Authors: We agree that additional controls would strengthen the attribution of gains to reasoning improvements. In the revised version, we will report results from a control experiment where rationale-answer pairs are regenerated without using ground-truth hints. Furthermore, we will provide a detailed error analysis on the held-out test sets to show that the model's predictions do not rely on any form of data contamination or label leakage. This will help confirm that the observed F1 improvements, up to 19.9%, arise from the enhanced reasoning capabilities fostered by ReMedi. revision: yes
Circularity Check
No significant circularity in empirical method
full rationale
The paper describes an empirical framework that regenerates rationale-answer pairs for LLM fine-tuning and preference tuning on EHR tasks by using ground-truth answers as hints inside a challenging-sample mechanism.
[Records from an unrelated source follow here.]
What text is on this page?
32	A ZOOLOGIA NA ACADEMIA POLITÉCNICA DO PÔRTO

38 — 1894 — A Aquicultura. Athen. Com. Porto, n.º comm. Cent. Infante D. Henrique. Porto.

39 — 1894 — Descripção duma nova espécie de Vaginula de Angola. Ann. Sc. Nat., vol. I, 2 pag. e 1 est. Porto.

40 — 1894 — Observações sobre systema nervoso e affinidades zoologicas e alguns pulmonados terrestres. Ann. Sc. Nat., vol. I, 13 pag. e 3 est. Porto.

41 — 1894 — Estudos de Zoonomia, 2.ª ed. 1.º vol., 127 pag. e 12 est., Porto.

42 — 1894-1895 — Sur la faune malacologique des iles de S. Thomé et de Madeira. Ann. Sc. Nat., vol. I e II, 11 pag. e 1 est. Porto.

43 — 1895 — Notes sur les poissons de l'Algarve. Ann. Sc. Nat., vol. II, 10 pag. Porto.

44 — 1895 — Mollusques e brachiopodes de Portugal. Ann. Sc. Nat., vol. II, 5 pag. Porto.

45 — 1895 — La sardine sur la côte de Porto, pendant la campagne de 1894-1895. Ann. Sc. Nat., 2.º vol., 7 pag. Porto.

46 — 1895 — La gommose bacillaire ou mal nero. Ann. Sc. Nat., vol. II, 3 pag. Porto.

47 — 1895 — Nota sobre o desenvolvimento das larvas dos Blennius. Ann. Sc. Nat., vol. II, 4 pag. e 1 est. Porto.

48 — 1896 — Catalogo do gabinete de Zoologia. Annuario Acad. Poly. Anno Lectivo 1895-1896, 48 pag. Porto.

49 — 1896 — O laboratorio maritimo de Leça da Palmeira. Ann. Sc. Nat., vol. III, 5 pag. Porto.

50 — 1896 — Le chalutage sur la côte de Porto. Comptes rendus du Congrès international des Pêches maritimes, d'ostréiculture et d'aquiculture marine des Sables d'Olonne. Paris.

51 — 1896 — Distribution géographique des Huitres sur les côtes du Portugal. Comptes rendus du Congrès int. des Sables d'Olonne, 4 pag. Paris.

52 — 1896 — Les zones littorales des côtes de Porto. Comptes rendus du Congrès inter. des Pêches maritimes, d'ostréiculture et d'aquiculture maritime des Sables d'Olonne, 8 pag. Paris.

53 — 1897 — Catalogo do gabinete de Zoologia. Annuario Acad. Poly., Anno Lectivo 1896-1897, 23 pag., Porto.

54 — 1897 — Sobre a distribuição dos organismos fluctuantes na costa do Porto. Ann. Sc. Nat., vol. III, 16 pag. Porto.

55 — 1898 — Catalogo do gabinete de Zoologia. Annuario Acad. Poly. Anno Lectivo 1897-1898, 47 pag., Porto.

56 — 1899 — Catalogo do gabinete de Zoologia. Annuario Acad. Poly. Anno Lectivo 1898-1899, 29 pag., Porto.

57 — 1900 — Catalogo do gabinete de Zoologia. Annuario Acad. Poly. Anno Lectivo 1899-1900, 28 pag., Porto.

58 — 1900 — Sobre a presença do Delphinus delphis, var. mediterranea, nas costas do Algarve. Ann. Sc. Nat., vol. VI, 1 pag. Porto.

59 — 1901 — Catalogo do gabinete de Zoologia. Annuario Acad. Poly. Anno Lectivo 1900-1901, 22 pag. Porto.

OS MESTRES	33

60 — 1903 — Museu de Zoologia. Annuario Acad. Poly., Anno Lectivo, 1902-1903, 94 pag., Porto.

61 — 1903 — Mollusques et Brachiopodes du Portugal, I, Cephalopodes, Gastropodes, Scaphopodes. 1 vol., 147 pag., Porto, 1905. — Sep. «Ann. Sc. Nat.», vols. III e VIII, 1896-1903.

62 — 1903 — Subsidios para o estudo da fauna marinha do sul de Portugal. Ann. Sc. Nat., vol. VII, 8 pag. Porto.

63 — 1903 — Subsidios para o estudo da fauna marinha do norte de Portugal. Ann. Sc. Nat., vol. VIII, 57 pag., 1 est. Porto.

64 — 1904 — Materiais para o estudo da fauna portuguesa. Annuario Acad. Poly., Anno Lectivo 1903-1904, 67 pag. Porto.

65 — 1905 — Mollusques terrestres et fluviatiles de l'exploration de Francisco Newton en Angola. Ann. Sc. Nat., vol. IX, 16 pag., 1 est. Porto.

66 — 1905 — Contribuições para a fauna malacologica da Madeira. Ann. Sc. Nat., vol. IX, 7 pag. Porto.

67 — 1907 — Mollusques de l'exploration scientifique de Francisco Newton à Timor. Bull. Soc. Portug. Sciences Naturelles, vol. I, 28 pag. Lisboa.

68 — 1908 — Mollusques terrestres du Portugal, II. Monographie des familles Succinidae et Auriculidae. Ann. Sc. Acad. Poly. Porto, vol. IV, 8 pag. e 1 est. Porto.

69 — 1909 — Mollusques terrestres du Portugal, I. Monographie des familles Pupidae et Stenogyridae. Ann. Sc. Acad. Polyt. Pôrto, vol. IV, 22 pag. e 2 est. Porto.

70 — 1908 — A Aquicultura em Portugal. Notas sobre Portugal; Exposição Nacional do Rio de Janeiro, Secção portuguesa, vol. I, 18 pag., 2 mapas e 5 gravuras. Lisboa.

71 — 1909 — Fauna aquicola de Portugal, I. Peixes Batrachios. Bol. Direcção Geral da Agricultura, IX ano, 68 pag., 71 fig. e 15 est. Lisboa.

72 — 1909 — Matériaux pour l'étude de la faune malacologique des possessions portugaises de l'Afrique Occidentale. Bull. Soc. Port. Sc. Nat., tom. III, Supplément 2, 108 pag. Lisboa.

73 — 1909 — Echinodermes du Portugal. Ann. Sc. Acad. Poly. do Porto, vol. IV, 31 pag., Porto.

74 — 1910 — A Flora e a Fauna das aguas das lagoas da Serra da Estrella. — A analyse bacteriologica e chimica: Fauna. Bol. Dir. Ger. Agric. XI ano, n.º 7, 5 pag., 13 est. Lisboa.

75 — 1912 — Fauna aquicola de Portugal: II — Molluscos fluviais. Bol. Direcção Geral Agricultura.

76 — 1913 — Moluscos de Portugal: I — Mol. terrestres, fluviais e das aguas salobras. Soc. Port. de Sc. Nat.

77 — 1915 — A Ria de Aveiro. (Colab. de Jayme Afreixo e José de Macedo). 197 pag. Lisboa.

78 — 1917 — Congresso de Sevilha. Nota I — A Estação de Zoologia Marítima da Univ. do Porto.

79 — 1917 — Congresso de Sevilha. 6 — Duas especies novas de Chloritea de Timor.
No mathematical derivations, equations, or self-referential constructions are present in the provided text. The reported performance gains (up to 19.9% F1) are presented as experimental outcomes on multiple prediction tasks rather than quantities that reduce by construction to the training inputs. No load-bearing self-citations, uniqueness theorems, or ansatzes imported from prior work appear. Potential concerns about label leakage during data construction affect validity and generalization but do not create a circular derivation chain; the central claim remains an externally measurable empirical result.